Не желая быть в тягость – ни команде, ни полиции, – я ночью потихоньку перелез на стоявший подле русский пароход-угольщик, где старые морские волки приняли меня как родного…
Милые вы люди! Если вы сейчас где-нибудь в плавании по бурному океану – пусть над вами ярко и ласково сияет солнце, а под килем нежная морская волна пусть нежит вас, как колыбель, – крепко желаю вам этого!
Приступая к «запискам», я прежде всего хочу сказать несколько теплых слов – в защиту одного господина…
Того самого, который, по утверждению старинной русской легенды, прегорько рыдал на свадьбе и весело плясал на похоронах.
Этого господина легенда окрестила ярким исчерпывающим именем:
– Дурак.
Да полно! Так ли это! Не произошло ли в данном случае жестокой исторической несправедливости?
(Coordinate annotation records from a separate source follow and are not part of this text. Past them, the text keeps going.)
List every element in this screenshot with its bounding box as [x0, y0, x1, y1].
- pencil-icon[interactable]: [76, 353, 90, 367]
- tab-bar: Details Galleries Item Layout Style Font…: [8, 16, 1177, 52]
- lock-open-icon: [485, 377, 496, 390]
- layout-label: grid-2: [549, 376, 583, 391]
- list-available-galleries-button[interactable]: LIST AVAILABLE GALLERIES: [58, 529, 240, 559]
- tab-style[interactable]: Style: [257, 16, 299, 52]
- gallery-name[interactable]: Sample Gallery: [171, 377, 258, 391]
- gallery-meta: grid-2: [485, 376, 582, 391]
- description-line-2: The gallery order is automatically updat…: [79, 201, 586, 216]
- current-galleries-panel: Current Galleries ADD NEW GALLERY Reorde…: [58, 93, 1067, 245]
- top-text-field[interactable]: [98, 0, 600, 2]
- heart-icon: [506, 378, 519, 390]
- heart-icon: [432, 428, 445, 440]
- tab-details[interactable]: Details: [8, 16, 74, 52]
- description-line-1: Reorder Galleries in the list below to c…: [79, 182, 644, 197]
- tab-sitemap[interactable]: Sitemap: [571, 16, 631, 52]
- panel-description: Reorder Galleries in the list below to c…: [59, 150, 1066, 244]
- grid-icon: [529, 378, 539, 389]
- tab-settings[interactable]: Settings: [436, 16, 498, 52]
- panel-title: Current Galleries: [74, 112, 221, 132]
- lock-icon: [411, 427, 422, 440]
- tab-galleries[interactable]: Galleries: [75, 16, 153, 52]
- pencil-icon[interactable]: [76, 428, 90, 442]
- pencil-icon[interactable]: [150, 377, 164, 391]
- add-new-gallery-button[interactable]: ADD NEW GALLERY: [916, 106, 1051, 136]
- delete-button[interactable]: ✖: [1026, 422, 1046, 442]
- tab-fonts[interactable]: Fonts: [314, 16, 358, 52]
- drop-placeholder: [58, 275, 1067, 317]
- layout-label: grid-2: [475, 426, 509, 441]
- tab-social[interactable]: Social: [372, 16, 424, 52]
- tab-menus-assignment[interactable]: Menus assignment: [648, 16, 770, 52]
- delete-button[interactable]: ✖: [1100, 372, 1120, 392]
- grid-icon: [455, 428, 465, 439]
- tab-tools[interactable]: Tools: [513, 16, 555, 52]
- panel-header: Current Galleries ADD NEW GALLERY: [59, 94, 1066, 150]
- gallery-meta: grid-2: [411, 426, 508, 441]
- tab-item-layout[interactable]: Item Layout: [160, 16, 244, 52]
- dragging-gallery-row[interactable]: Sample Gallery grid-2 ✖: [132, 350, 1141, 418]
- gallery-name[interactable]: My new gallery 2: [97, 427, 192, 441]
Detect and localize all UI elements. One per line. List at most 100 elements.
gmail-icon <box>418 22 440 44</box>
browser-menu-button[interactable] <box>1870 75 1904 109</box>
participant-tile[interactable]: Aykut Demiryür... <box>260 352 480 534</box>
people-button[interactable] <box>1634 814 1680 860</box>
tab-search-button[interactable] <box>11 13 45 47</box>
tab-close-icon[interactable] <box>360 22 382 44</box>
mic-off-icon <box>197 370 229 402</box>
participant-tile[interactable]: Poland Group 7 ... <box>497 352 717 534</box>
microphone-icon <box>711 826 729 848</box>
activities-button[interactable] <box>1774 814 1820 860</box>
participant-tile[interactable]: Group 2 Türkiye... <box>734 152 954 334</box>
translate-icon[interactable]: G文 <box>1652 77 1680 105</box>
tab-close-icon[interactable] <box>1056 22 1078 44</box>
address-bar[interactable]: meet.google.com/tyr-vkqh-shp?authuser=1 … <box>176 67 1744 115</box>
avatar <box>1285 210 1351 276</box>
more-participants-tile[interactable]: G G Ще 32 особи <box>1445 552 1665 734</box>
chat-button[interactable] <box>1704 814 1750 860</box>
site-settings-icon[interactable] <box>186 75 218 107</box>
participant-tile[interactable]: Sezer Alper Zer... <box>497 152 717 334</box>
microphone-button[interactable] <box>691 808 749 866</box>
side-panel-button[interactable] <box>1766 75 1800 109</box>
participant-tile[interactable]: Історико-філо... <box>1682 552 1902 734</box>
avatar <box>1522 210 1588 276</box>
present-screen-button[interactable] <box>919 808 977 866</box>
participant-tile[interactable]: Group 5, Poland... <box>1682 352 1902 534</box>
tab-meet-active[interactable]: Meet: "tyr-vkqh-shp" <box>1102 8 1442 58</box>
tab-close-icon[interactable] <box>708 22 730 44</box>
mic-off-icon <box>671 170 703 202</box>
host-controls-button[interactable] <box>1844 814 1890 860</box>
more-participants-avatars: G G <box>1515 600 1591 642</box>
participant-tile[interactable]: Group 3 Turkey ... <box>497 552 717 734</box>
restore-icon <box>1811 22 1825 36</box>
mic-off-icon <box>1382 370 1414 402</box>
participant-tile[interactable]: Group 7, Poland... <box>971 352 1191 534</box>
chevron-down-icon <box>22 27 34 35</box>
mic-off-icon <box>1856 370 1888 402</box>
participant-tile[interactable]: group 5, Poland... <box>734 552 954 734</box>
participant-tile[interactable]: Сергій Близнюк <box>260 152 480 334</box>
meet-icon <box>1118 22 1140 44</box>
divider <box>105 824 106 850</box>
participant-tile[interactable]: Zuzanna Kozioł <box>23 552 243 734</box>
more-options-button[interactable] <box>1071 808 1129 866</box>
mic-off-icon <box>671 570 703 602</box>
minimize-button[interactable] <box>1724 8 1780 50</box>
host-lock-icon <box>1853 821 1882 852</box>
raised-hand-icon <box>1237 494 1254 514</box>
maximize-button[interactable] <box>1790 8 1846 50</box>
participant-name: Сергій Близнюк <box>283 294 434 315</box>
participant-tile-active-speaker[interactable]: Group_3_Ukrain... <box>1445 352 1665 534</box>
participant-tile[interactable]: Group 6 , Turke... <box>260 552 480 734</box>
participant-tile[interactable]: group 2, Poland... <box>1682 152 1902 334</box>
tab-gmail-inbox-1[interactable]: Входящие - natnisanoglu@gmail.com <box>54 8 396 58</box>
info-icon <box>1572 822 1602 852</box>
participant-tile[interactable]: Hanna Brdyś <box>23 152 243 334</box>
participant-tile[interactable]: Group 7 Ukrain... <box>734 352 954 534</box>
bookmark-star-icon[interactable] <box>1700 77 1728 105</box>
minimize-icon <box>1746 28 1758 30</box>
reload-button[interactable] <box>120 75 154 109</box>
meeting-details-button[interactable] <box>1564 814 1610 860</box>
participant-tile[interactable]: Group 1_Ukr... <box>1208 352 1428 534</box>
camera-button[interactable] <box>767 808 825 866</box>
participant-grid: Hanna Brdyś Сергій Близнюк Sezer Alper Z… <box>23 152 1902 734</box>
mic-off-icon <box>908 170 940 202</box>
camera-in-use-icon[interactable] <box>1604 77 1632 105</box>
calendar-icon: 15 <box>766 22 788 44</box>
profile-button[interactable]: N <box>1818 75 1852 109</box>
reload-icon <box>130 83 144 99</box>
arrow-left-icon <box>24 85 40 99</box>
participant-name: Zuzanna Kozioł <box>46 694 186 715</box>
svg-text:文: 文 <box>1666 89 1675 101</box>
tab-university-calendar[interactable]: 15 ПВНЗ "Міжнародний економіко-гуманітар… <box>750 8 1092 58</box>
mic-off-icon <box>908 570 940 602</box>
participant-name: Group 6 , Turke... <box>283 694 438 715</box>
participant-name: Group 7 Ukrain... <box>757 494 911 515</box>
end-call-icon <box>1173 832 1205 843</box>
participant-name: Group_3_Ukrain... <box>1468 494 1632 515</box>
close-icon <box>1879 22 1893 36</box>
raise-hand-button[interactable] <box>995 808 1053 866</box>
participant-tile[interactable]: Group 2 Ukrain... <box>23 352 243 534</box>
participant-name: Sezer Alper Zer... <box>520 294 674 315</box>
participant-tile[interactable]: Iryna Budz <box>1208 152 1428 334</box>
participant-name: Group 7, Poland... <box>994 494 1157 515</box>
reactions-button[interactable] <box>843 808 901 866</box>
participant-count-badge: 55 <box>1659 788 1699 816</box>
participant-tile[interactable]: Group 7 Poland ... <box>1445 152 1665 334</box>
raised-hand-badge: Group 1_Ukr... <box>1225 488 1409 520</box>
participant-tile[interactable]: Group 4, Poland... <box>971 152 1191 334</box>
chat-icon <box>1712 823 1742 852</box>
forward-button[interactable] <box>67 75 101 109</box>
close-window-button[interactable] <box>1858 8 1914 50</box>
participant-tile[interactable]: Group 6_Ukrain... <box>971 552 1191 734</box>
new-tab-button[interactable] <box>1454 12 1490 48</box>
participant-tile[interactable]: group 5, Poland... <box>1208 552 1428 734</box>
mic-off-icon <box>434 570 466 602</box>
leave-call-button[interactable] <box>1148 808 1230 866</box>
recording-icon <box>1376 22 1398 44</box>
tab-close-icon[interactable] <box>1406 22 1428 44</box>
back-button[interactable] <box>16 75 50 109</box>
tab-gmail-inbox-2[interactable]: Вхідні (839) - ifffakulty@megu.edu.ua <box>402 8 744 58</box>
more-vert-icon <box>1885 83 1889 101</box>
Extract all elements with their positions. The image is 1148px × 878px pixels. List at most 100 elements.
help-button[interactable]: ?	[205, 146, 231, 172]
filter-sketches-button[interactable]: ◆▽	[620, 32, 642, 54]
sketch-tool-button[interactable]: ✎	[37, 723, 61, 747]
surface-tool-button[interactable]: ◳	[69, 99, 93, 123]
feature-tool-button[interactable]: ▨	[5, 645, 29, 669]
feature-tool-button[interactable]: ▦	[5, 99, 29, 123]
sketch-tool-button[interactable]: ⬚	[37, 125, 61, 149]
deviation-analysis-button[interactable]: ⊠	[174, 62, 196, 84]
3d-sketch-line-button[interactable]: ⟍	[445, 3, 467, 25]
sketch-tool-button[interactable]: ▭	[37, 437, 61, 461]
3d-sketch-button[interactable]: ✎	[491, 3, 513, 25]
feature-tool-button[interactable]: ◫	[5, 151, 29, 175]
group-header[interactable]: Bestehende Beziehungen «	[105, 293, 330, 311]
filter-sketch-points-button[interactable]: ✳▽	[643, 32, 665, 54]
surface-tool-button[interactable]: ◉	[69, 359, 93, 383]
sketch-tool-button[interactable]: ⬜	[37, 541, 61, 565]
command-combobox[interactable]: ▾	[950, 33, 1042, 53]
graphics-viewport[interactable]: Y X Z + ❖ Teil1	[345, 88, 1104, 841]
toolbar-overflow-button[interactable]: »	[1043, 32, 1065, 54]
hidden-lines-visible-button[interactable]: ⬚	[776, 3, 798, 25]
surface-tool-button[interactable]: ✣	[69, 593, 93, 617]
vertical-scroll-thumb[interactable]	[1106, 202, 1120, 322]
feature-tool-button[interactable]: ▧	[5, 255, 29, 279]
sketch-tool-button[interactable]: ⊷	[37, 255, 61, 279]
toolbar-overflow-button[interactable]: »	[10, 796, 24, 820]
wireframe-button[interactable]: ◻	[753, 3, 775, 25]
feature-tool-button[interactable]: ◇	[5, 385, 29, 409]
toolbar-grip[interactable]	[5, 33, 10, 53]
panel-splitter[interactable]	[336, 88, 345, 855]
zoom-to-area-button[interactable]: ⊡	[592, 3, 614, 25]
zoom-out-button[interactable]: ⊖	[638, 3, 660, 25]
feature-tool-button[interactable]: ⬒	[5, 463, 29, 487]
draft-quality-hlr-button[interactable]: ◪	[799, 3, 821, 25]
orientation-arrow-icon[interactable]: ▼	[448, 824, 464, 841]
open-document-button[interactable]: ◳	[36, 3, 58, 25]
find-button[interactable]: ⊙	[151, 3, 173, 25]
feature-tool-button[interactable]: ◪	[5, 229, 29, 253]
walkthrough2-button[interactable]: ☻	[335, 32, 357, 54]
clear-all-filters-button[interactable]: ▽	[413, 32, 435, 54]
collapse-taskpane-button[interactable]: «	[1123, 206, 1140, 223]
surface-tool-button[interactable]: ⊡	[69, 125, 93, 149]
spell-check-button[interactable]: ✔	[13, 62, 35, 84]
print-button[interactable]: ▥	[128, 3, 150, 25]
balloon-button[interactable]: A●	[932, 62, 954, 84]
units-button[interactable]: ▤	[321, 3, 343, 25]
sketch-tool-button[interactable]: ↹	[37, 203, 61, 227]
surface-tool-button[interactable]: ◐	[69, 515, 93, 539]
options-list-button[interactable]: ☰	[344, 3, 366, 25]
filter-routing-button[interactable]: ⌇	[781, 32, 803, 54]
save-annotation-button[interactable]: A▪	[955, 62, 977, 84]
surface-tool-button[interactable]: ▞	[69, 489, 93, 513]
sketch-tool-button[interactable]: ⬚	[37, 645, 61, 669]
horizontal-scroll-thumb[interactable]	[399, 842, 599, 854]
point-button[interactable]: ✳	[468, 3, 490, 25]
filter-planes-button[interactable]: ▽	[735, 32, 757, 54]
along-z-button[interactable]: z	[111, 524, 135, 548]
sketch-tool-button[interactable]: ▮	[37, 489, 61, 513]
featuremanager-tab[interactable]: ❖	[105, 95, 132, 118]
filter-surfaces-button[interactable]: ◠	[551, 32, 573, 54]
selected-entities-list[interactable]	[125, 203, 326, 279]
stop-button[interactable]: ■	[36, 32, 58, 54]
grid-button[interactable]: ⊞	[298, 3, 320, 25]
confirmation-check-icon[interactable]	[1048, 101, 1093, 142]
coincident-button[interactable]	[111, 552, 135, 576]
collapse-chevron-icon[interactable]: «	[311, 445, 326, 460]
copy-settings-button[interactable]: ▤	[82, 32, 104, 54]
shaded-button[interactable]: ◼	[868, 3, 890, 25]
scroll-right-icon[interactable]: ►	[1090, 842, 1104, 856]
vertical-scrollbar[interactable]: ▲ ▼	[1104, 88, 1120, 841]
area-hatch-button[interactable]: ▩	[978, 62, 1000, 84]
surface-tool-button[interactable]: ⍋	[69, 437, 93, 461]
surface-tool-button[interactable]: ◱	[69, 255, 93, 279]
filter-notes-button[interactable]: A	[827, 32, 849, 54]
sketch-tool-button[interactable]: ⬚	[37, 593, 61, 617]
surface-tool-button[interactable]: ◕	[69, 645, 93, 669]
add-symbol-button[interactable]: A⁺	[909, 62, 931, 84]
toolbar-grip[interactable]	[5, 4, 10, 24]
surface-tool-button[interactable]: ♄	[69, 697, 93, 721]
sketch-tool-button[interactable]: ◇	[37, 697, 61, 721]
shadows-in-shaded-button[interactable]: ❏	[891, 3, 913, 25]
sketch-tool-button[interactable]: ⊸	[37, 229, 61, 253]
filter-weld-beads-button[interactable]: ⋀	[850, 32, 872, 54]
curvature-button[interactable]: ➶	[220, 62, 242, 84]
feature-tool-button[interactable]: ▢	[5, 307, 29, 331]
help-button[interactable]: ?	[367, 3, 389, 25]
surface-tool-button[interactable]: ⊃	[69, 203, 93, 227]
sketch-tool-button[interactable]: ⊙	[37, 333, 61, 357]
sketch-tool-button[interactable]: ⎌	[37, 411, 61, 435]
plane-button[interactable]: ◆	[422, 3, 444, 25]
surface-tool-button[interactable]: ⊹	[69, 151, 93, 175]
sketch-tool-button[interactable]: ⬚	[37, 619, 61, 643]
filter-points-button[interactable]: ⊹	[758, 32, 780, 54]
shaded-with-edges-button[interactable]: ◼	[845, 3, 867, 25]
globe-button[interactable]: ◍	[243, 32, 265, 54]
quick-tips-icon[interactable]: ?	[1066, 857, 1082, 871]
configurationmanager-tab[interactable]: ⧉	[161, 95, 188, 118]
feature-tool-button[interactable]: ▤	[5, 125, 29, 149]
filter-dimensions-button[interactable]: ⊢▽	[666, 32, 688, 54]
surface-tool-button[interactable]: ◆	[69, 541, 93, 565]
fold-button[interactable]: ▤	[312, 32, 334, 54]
Дурак!.. Не наоборот ли? Не мудрец ли этот русский, проникший светлым умом в самые глубинные тайны русского бытия.
Человек горько плачет на свадьбе… Да ведь он прав! Ему, конечно, жалко эту безумную пару, бросающуюся, очертя голову, рука об руку в пучину, из которой и одному-то не выбраться!
Человек веселится на чужих похоронах… Да ведь и тут он тысячу раз прав, этот мудрец, тихо радующийся, что вот, дескать, хоть один человек, наконец, устроился как следует: не нужно ему ни пайка, ни визы, ни перескакивания с одного берега на другой.
Пора, пора – давно пора – пересмотреть наше отношение к дураку. Он мудрец. Может быть, раньше это было трудно понять, но теперь, когда вся Россия вывернулась наизнанку и сидит на чемоданах и узлах, мы многое должны пересмотреть и переоценить.
Впрочем, если быть искренним, то за «бывшего» дурака, а ныне мудреца я распинаюсь не без тайной цели: попутно я хочу оправдать и себя, потому что отныне я тоже решил «улыбаться на похоронах»…
Первый день в Константинополе
…Я забрал с парохода свои вещи, сел в лодку и поехал к Галатскому берегу.
И едва лодка клюнула носом каменную плиту пристани, и едва в лодку свалился живой клубок разнокалиберных тел – я понял, что меня здесь знают. Потому что так орать и спорить из-за сомнительной чести тащить мои чемоданы могут только люди, искренно чтущие любимого писателя.